Лабден Уэнтворт заколебался. Посмотрел на Дейзи. Мэл воспользовалась заминкой, чтобы достать телефон. Отыскав в галерее фотографию Кит Дарлинг, которую предоставила ей Холли Магуайр, она показала ее Дейзи.
– Вы узнаете эту женщину?
Дейзи с трудом сглотнула. Наклонилась вперед.
– Нет.
– Вы уверены? Посмотрите внимательнее.
– Конечно, я уверена! А кто это?
– Ваша уборщица. Она убирала у вас до 27 октября.

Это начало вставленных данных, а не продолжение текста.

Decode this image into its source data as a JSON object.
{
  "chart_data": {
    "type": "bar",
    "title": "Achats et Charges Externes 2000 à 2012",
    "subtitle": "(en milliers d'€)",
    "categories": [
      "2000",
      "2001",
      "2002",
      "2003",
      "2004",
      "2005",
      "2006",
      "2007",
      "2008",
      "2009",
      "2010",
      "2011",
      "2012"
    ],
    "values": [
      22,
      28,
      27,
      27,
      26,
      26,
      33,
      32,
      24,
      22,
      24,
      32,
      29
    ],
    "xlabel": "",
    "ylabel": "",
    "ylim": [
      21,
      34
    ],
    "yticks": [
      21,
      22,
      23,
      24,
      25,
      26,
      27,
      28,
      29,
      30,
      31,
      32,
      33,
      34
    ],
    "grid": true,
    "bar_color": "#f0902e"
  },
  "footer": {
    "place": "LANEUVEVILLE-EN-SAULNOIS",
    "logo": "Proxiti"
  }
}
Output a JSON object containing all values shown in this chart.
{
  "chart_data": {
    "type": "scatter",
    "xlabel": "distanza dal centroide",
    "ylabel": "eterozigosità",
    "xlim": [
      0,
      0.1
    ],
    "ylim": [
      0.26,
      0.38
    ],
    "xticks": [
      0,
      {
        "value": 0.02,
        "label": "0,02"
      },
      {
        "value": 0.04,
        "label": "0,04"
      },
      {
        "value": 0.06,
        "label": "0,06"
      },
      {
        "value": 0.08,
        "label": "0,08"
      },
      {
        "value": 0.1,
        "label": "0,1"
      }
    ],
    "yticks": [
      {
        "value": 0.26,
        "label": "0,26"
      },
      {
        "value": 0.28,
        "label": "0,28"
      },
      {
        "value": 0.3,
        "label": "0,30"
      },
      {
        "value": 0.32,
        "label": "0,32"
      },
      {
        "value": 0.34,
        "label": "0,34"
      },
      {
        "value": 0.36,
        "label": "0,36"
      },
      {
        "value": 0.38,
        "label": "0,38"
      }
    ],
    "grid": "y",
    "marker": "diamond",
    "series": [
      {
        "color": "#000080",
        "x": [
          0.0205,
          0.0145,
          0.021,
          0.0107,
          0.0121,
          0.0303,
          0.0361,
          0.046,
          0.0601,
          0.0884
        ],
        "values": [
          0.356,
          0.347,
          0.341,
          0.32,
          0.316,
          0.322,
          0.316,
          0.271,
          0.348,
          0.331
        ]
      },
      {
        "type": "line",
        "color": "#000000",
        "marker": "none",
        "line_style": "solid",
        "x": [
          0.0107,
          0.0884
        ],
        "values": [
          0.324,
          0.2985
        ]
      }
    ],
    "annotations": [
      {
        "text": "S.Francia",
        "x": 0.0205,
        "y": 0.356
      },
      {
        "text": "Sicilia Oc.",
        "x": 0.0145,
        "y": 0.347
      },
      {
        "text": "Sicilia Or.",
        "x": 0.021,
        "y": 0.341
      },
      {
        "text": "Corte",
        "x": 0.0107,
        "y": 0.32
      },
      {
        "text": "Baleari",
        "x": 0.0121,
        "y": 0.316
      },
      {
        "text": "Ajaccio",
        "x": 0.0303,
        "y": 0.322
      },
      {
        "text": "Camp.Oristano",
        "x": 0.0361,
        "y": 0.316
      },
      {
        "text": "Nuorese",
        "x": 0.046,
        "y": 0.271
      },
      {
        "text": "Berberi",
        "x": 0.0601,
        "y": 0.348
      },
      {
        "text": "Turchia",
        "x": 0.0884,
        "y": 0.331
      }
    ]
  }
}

Лицо Дейзи сделалось белым как полотно.
– Что?..
– Эту женщину зовут Кит Дарлинг. Она работала в фирме «Помощь Холли» и дважды в неделю приезжала в «Розовый коттедж», пока 27-го числа ее не сменила другая уборщица.
Словно боясь встретиться с Мэл взглядом, Дейзи не отрывала глаз от фотографии.

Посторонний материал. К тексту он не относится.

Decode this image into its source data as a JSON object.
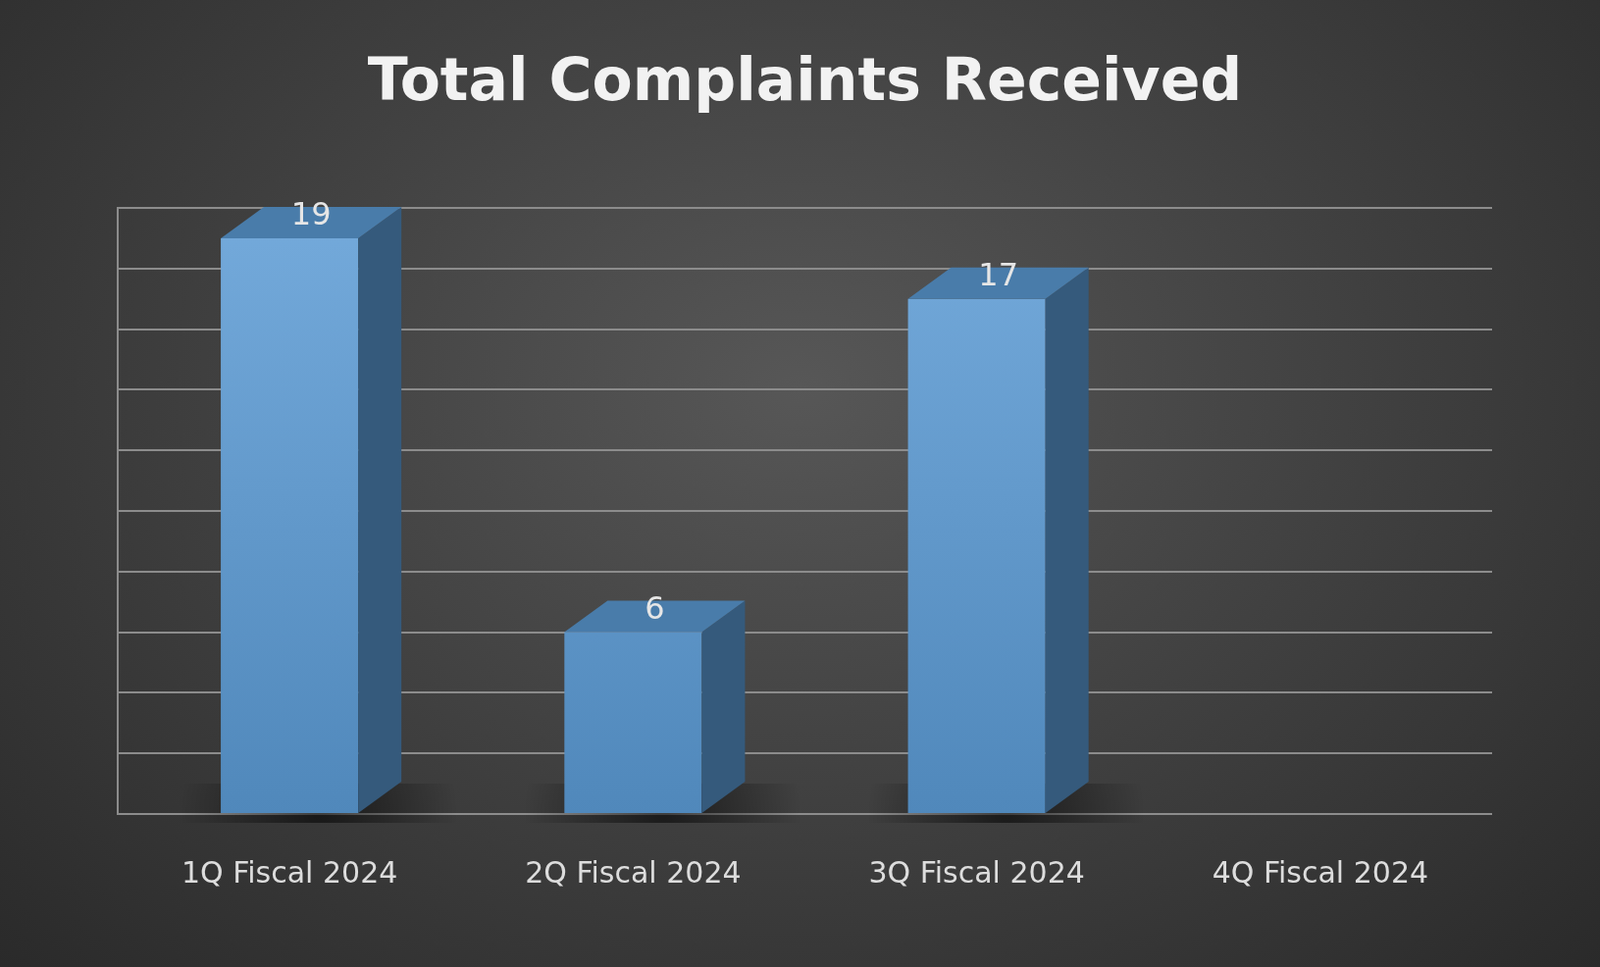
{
  "chart_data": {
    "type": "bar",
    "title": "Total Complaints Received",
    "categories": [
      "1Q Fiscal 2024",
      "2Q Fiscal 2024",
      "3Q Fiscal 2024",
      "4Q Fiscal 2024"
    ],
    "values": [
      19,
      6,
      17,
      null
    ],
    "color": "#5b9bd5",
    "ylim": [
      0,
      20
    ],
    "yticks": [
      0,
      2,
      4,
      6,
      8,
      10,
      12,
      14,
      16,
      18,
      20
    ],
    "grid": true,
    "data_labels": true,
    "tick_labels": "x"
  }
}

– Я… В дни, когда работала уборщица, я всегда старалась уехать из дома. Я никогда не видела эту женщину. И ту, которую Холли прислала ей на замену, я тоже не знаю. Мне известно только то, что уборкой дома занималась фирма «Помощь Холли»… – У нее затряслись руки, и она повернулась к отцу. – Пап… папа! Я… Я сейчас упаду в обморок. Мне нужно прилечь. Скажи им, пусть уходят. Немедленно!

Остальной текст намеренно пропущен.